The U.S. report said Engineer Ahmed “had knowledge” of “illegal detentions, abuse and torture and concealed them from others.” His deputy, Ali Sadiq, was “directly responsible for illegal detentions, abuse, torture and extra-judicial killings.”

A separate internal U.S. military biography of Engineer Ahmed, produced later, said he answered directly to Hadi al-Amiri, the Badr boss. The biography called Ahmed “one of the most dangerous men in Iraq,” who led the “cruelest and most dangerous armed groups of the Badr Brigade while using … equipment, cars and uniforms from the Interior Ministry.”

Ahmed retained his position in the Interior Ministry for 18 months after the prison episode. The Badr organisation says he retired five years ago. But a U.S. military official and a former Iraqi security official say he continues to be in charge of Badr’s intelligence operations. An Iraqi lawmaker described him as high-ranking in Badr.

Reuters was unable to reach Ahmed or Ali Sadiq. Badr chief Amiri did not respond to requests for comment.

Badr official Kadhimi blamed the prison controversy on Sunnis opposed to the Shi’ite government. “The terrorists initiated this slander campaign,” he said.

LONG-TERM PROBLEM?

In February 2006, days after General Casey received the U.S. military’s investigation of the first prison, Sunni militants blew up a Shi’ite shrine in Samarra. The attack triggered a full-scale civil war. Casey delivered the report to Jaafari, but said the prime minister, who was fighting to stay in office after national elections a few months earlier, had “no incentive to act” and resisted pressure.

“Theoretically we could have punished someone, but the judgment was, ‘Let’s push the (Iraqi) government to do it,’” said Zalmay Khalilzad, U.S. ambassador at the time. “When the government failed to, we pushed for a change in the leadership.”

When Iraq’s new government was formed in May 2006, Jaafari was removed as prime minister and Jabr became finance minister. Khalilzad said the changes halted the growth of the Shi’ite militias’ influence inside the police, and the U.S. military started taking the worst national police units off the streets for retraining.

But other diplomats, Iraqi officials and U.S. military officers say the militias were so deeply embedded in the police and army that extra-judicial killings carried on until late 2007 and only faded out following an intensive U.S. troop build-up led by Petraeus, who had returned to Iraq earlier that year as the U.S. commander.

The people who paid the ultimate price were the secret prison’s detainees. A former Iraqi official told Reuters that at least 10 prisoners were killed following their release. One bunker survivor still fears for his security. He does not believe any lessons were learned from the episode. “The militias play free,” he told Reuters.

As the militias have played a growing role defending Iraq against Islamic State, their popularity has surged among the country’s Shi’ite population.

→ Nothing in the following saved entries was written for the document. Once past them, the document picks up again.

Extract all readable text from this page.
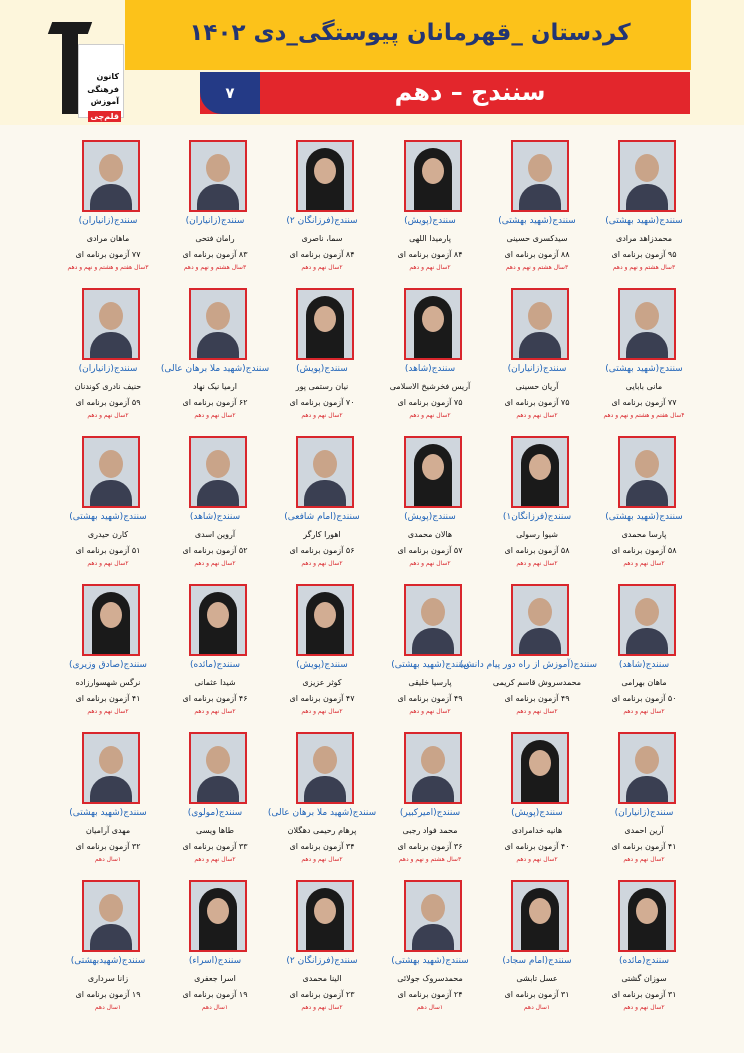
کردستان _قهرمانان پیوستگی_دی ۱۴۰۲
سنندج – دهم
۷
کانون
فرهنگی
آموزش
قلم‌چی
سنندج(شهید بهشتی)
محمدزاهد مرادی
۹۵ آزمون برنامه ای
۳سال هشتم و نهم و دهم
سنندج(شهید بهشتی)
سیدکسری حسینی
۸۸ آزمون برنامه ای
۳سال هشتم و نهم و دهم
سنندج(پویش)
پارمیدا اللهی
۸۴ آزمون برنامه ای
۲سال نهم و دهم
سنندج(فرزانگان ۲)
سما، ناصری
۸۴ آزمون برنامه ای
۲سال نهم و دهم
سنندج(زانیاران)
رامان فتحی
۸۳ آزمون برنامه ای
۳سال هشتم و نهم و دهم
سنندج(زانیاران)
ماهان مرادی
۷۷ آزمون برنامه ای
۳سال هفتم و هشتم و نهم و دهم
سنندج(شهید بهشتی)
مانی بابایی
۷۷ آزمون برنامه ای
۴سال هفتم و هشتم و نهم و دهم
سنندج(زانیاران)
آریان حسینی
۷۵ آزمون برنامه ای
۲سال نهم و دهم
سنندج(شاهد)
آریس فخرشیخ الاسلامی
۷۵ آزمون برنامه ای
۲سال نهم و دهم
سنندج(پویش)
نیان رستمی پور
۷۰ آزمون برنامه ای
۲سال نهم و دهم
سنندج(شهید ملا برهان عالی)
ارمیا نیک نهاد
۶۲ آزمون برنامه ای
۲سال نهم و دهم
سنندج(زانیاران)
حنیف نادری کوندنان
۵۹ آزمون برنامه ای
۲سال نهم و دهم
سنندج(شهید بهشتی)
پارسا محمدی
۵۸ آزمون برنامه ای
۲سال نهم و دهم
سنندج(فرزانگان۱)
شیوا رسولی
۵۸ آزمون برنامه ای
۲سال نهم و دهم
سنندج(پویش)
هالان محمدی
۵۷ آزمون برنامه ای
۲سال نهم و دهم
سنندج(امام شافعی)
اهورا کارگر
۵۶ آزمون برنامه ای
۲سال نهم و دهم
سنندج(شاهد)
آروین اسدی
۵۲ آزمون برنامه ای
۲سال نهم و دهم
سنندج(شهید بهشتی)
کارن حیدری
۵۱ آزمون برنامه ای
۲سال نهم و دهم
سنندج(شاهد)
ماهان بهرامی
۵۰ آزمون برنامه ای
۲سال نهم و دهم
سنندج(آموزش از راه دور پیام دانش)
محمدسروش قاسم کریمی
۴۹ آزمون برنامه ای
۲سال نهم و دهم
سنندج(شهید بهشتی)
پارسیا خلیقی
۴۹ آزمون برنامه ای
۲سال نهم و دهم
سنندج(پویش)
کوثر عزیزی
۴۷ آزمون برنامه ای
۲سال نهم و دهم
سنندج(مائده)
شیدا عثمانی
۴۶ آزمون برنامه ای
۲سال نهم و دهم
سنندج(صادق وزیری)
نرگس شهسوارزاده
۴۱ آزمون برنامه ای
۲سال نهم و دهم
سنندج(زانیاران)
آرین احمدی
۴۱ آزمون برنامه ای
۲سال نهم و دهم
سنندج(پویش)
هانیه خدامرادی
۴۰ آزمون برنامه ای
۲سال نهم و دهم
سنندج(امیرکبیر)
محمد فواد رجبی
۳۶ آزمون برنامه ای
۳سال هشتم و نهم و دهم
سنندج(شهید ملا برهان عالی)
پرهام رحیمی دهگلان
۳۴ آزمون برنامه ای
۲سال نهم و دهم
سنندج(مولوی)
طاها ویسی
۳۳ آزمون برنامه ای
۲سال نهم و دهم
سنندج(شهید بهشتی)
مهدی آرامیان
۳۲ آزمون برنامه ای
۱سال دهم
سنندج(مائده)
سوزان گشتی
۳۱ آزمون برنامه ای
۲سال نهم و دهم
سنندج(امام سجاد)
عسل تابشی
۳۱ آزمون برنامه ای
۱سال دهم
سنندج(شهید بهشتی)
محمدسروک جولائی
۲۴ آزمون برنامه ای
۱سال دهم
سنندج(فرزانگان ۲)
الینا محمدی
۲۳ آزمون برنامه ای
۲سال نهم و دهم
سنندج(اسراء)
اسرا جعفری
۱۹ آزمون برنامه ای
۱سال دهم
سنندج(شهیدبهشتی)
زانا سرداری
۱۹ آزمون برنامه ای
۱سال دهم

Americans have also applauded the Shi’ite paramilitaries victories. Jeffrey, the former ambassador who has now retired, said he did not worry last year when Islamic State swept across Sunni areas because he was confident that the Kurds and Amiri, the Badr boss, would join the battle. "(Amiri) is a radical revolutionary bloodthirsty killer,” Jeffrey said. “I like people who fight.”

In October, counter-terrorism envoy McGurk tweeted his congratulations to the Iraqi security forces and the militias after they seized the town of Baiji and its oil refinery from Islamic State.



In private, though, some U.S. military officers raise concerns. One senior U.S. military officer said he worries that the militias now control entire provinces. “Without real reconciliation, the Sunnis will stay angry and Islamic State will continue to gain support,” he said.

Ryan Crocker, who was U.S. ambassador in Iraq in 2007 at the height of the civil war, believes Amiri and his peers are now more powerful than the Iraqi military. “The more they assert themselves on the battlefield, the more they become the real power in the land, and the weaker Prime Minister Abadi gets,” Crocker said.

Washington’s strategy of air strikes against Islamic State combined with turning a blind eye to Shi’ite excesses is cementing the militias’ power and helping break Iraq into its religious and ethnic parts, he said. "Our short-term solution is creating a greater long-term problem.”